Ele fazia inúmeras versões do mesmo texto, para seguir a norma; diferente do Chargista, não apostava na radicalidade; em quase 20 anos de carreira, seu maior erro foi derrubar uma xícara de café quando era um novato.
Vicente esperou seu patrão o deixar sentar na cadeira.

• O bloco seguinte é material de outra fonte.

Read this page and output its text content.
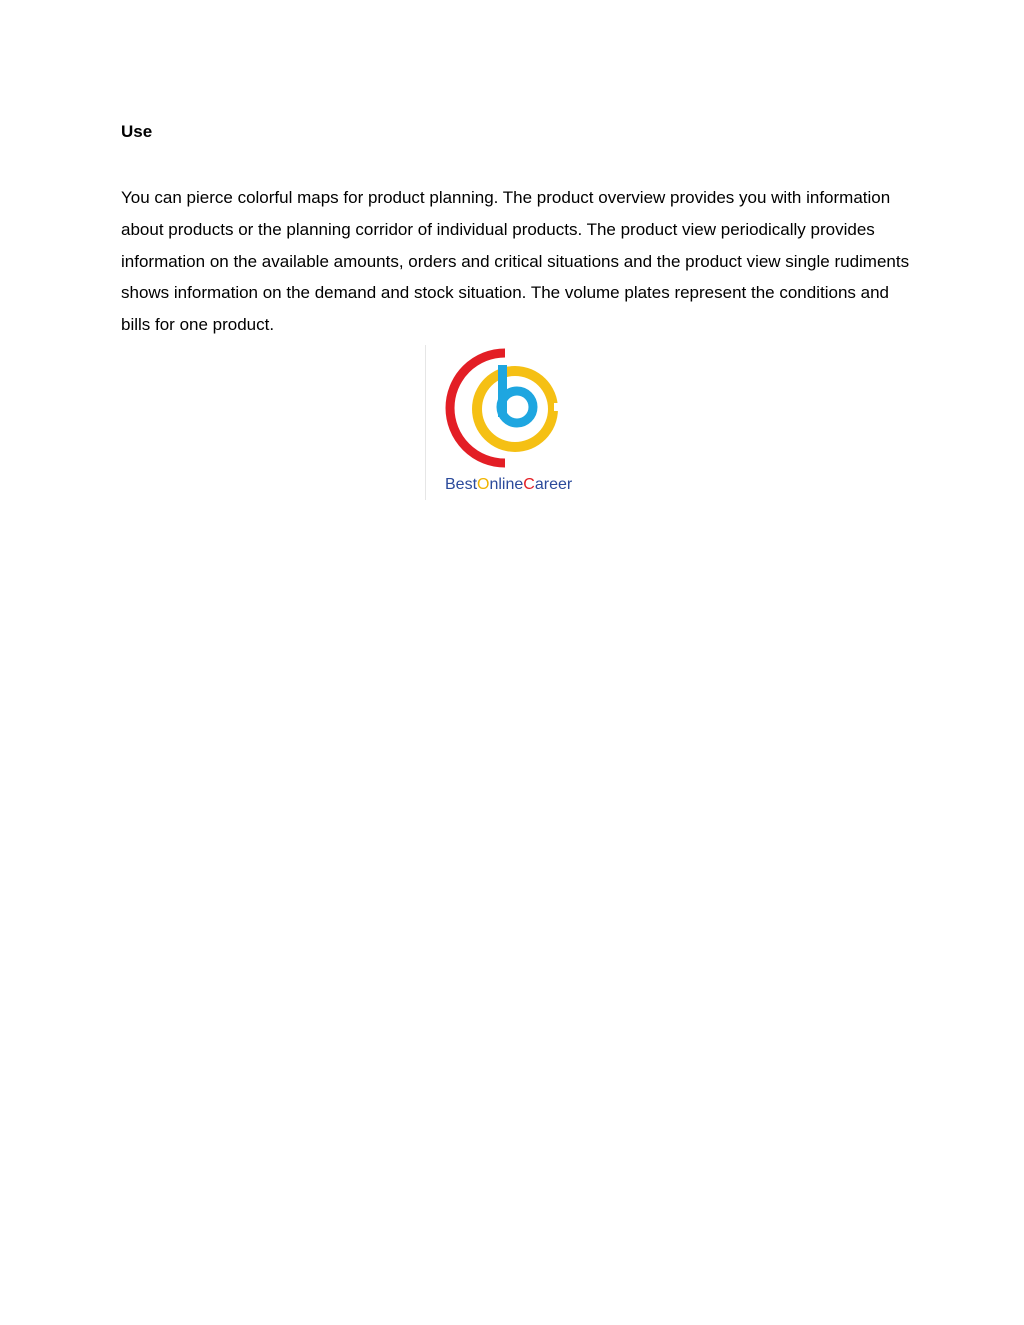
Use

You can pierce colorful maps for product planning. The product overview provides you with information about products or the planning corridor of individual products. The product view periodically provides information on the available amounts, orders and critical situations and the product view single rudiments shows information on the demand and stock situation. The volume plates represent the conditions and bills for one product.

BestOnlineCareer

Ele fez, tentando manter uma pose profissional.
Vicente olhava para a mesa de seu patrão e viu uma pilha de documentos viradas de cabeça para baixo.
A mesa do patrão era bem maior que a de qualquer outro funcionário, e muito mais bonita aos olhos.
De qualquer forma, ele precisava acabar logo com isso.
Poderia ser muito bem uma coisa boba, como um trabalho qualquer… Mas isso não é falado cara a cara com o patrão.
Normalmente ele fala para todos na agência ou escolhe algum veterano para dividir as equipes.
É muito estranho ele ser chamado.
Vicente poderia muito bem ser demitido agora.
— Não estamos numa situação muito interessante. — disse o Patrão com sua voz gorda. Terminando de falar, ele se levantou.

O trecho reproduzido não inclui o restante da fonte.